Speaker: Kathy Pearson

Scenario Planning
In an environment of increasing technological and global instability, the risks of ignoring uncertainty are greater than ever—but so are the rewards of actively addressing it. Traditionally, managers have viewed uncertainty as an obstacle interfering with the company’s existing plans rather than as the unknown that can create opportunity. This session focuses on how to develop and test an organization’s strategic direction in the face of uncertainty and complexity. It introduces a conceptual framework and methodology to ensure innovative as well as disciplined strategic thinking in volatile and complex environments. Linking strategic vision to core capabilities, it presents the various steps of scenario-based strategic planning, and in a workshop format applies them to the participants’ organizations. The learning objectives of the session include regarding uncertainty as an opportunity, recognizing the pitfalls associated with planning for a single future, and finding a systematic approach to handle uncertainty. Participants will also learn how scenario planning relates to more traditional planning and budgeting processes.
Speaker: Kathy Pearson

Coping with Competition: Anticipating, Pre-empting, and Reacting to Competitors' Actions
This session focuses on the competitive elements that should be taken into consideration when making resource allocation and product positioning decisions.
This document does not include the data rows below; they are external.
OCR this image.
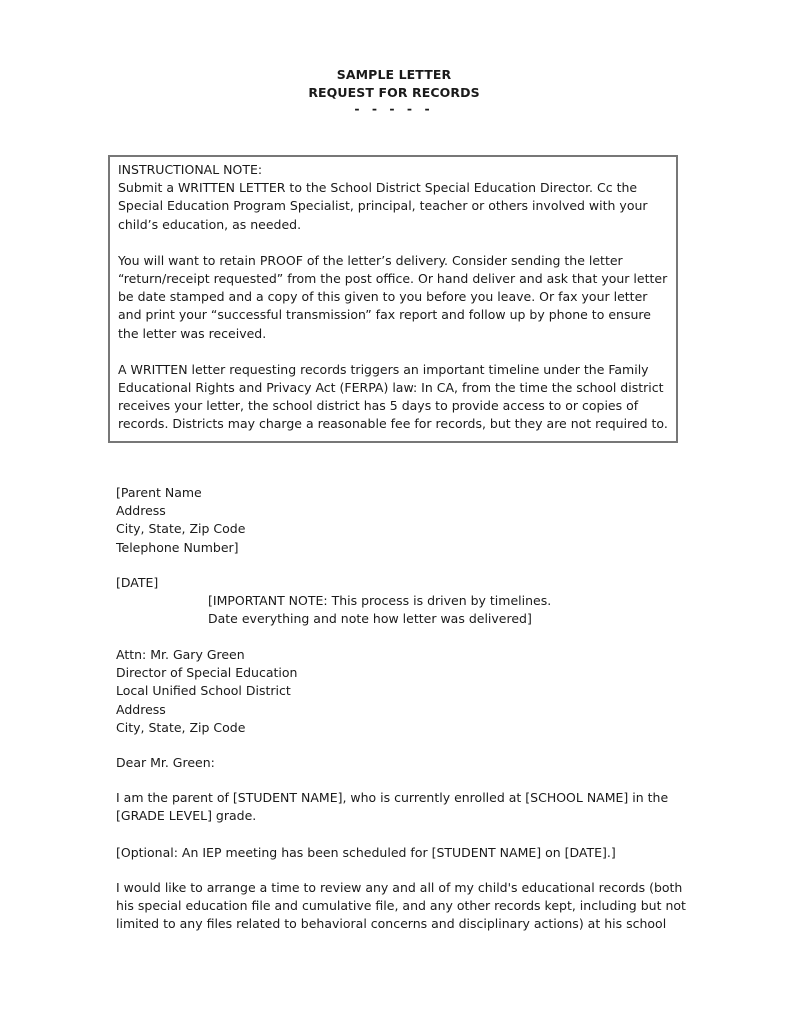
SAMPLE LETTER
REQUEST FOR RECORDS
- - - - -

INSTRUCTIONAL NOTE:
Submit a WRITTEN LETTER to the School District Special Education Director. Cc the Special Education Program Specialist, principal, teacher or others involved with your child’s education, as needed.

You will want to retain PROOF of the letter’s delivery. Consider sending the letter “return/receipt requested” from the post office. Or hand deliver and ask that your letter be date stamped and a copy of this given to you before you leave. Or fax your letter and print your “successful transmission” fax report and follow up by phone to ensure the letter was received.

A WRITTEN letter requesting records triggers an important timeline under the Family Educational Rights and Privacy Act (FERPA) law: In CA, from the time the school district receives your letter, the school district has 5 days to provide access to or copies of records. Districts may charge a reasonable fee for records, but they are not required to.

[Parent Name
Address
City, State, Zip Code
Telephone Number]
[DATE]
[IMPORTANT NOTE: This process is driven by timelines.
Date everything and note how letter was delivered]
Attn: Mr. Gary Green
Director of Special Education
Local Unified School District
Address
City, State, Zip Code
Dear Mr. Green:
I am the parent of [STUDENT NAME], who is currently enrolled at [SCHOOL NAME] in the
[GRADE LEVEL] grade.
[Optional: An IEP meeting has been scheduled for [STUDENT NAME] on [DATE].]
I would like to arrange a time to review any and all of my child's educational records (both
his special education file and cumulative file, and any other records kept, including but not
limited to any files related to behavioral concerns and disciplinary actions) at his school
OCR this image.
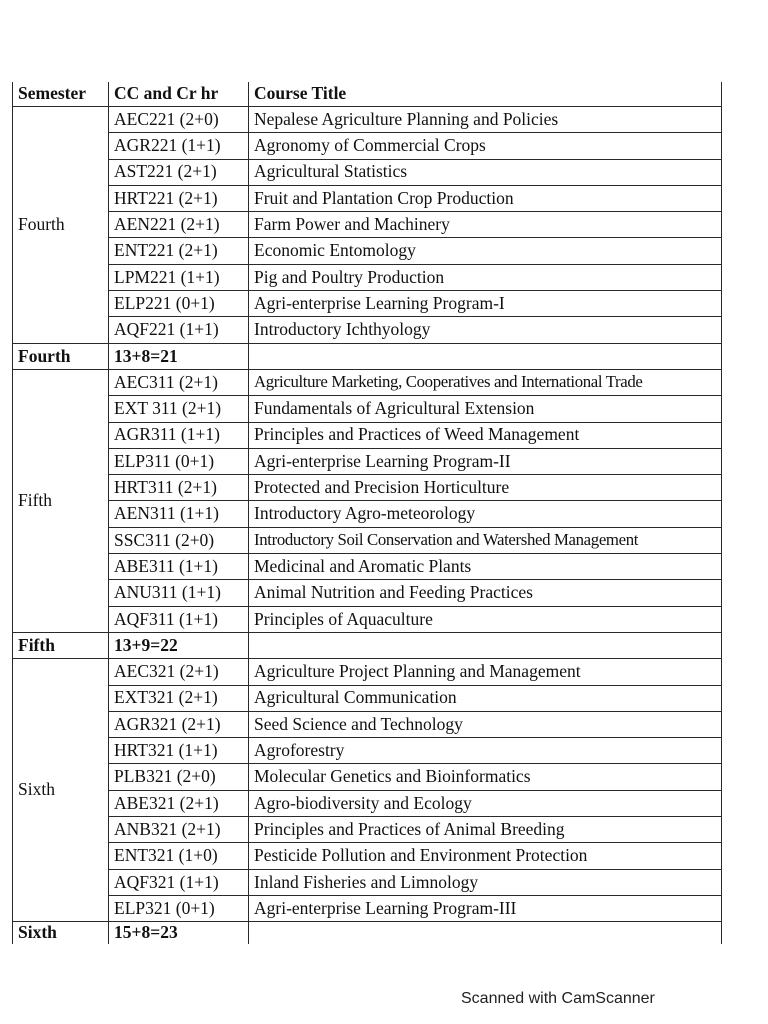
Semester	CC and Cr hr	Course Title
Fourth	AEC221 (2+0)	Nepalese Agriculture Planning and Policies
	AGR221 (1+1)	Agronomy of Commercial Crops
	AST221 (2+1)	Agricultural Statistics
	HRT221 (2+1)	Fruit and Plantation Crop Production
	AEN221 (2+1)	Farm Power and Machinery
	ENT221 (2+1)	Economic Entomology
	LPM221 (1+1)	Pig and Poultry Production
	ELP221 (0+1)	Agri-enterprise Learning Program-I
	AQF221 (1+1)	Introductory Ichthyology
Fourth	13+8=21	
Fifth	AEC311 (2+1)	Agriculture Marketing, Cooperatives and International Trade
	EXT 311 (2+1)	Fundamentals of Agricultural Extension
	AGR311 (1+1)	Principles and Practices of Weed Management
	ELP311 (0+1)	Agri-enterprise Learning Program-II
	HRT311 (2+1)	Protected and Precision Horticulture
	AEN311 (1+1)	Introductory Agro-meteorology
	SSC311 (2+0)	Introductory Soil Conservation and Watershed Management
	ABE311 (1+1)	Medicinal and Aromatic Plants
	ANU311 (1+1)	Animal Nutrition and Feeding Practices
	AQF311 (1+1)	Principles of Aquaculture
Fifth	13+9=22	
Sixth	AEC321 (2+1)	Agriculture Project Planning and Management
	EXT321 (2+1)	Agricultural Communication
	AGR321 (2+1)	Seed Science and Technology
	HRT321 (1+1)	Agroforestry
	PLB321 (2+0)	Molecular Genetics and Bioinformatics
	ABE321 (2+1)	Agro-biodiversity and Ecology
	ANB321 (2+1)	Principles and Practices of Animal Breeding
	ENT321 (1+0)	Pesticide Pollution and Environment Protection
	AQF321 (1+1)	Inland Fisheries and Limnology
	ELP321 (0+1)	Agri-enterprise Learning Program-III
Sixth	15+8=23	
Scanned with CamScanner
Through an interactive case, participants consider different competitive response profiles and attempt to resolve the “prisoners’ dilemma” aspects of competitive decision making.
Speaker: Peter Fader

Performance-Based Logistics
Manufacturers and service providers need to develop supply chain relationships with suppliers and customers that provide superior, cost-effective support. A major focus of these efforts concerns Performance-Based Logistics (PBL), which aligns incentives in the service supply chain by tying a supplier’s compensation to the product output value generated by the customer. This session discussions how advanced multi-echelon inventory algorithms combined with a new principal-agent economic model and a state-of-the-art software system have led to successful implementations in environments like Cisco, Boeing, Lockheed Martin, KLA-Tencor, and the U.S. Navy.
Speaker: Morris Cohen

Channel Conflict
This session explores the reasons behind conflicts in distribution channels, specifically between manufacturers and retailers. A central concept in this session is that differing goals within a distribution chain lead to sub-optimal decisions at the macro level. Incompatible pricing decisions by manufacturers, distributors, and retailers are one example of potential conflict between channel members. The concepts discussed in this session are based on economic theory. Participants will understand the different approaches toward resolution, including incentive programs and structural methods.
Speaker: John Zhang

New Perspectives on Measuring and Achieving Profitability
The session makes the point that what you measure is what you see and what you see is what you manage. It turns out that people tend to have this tunnel vision conditioned by accounting profitability such that they see the business world in a narrow, inflexible, and not so insightful way. This session will show that there are many ways to measure a firm’s profitability (no, we are not cooking up numbers here) that would lead a firm to see new business opportunities and new ways to manage an old business.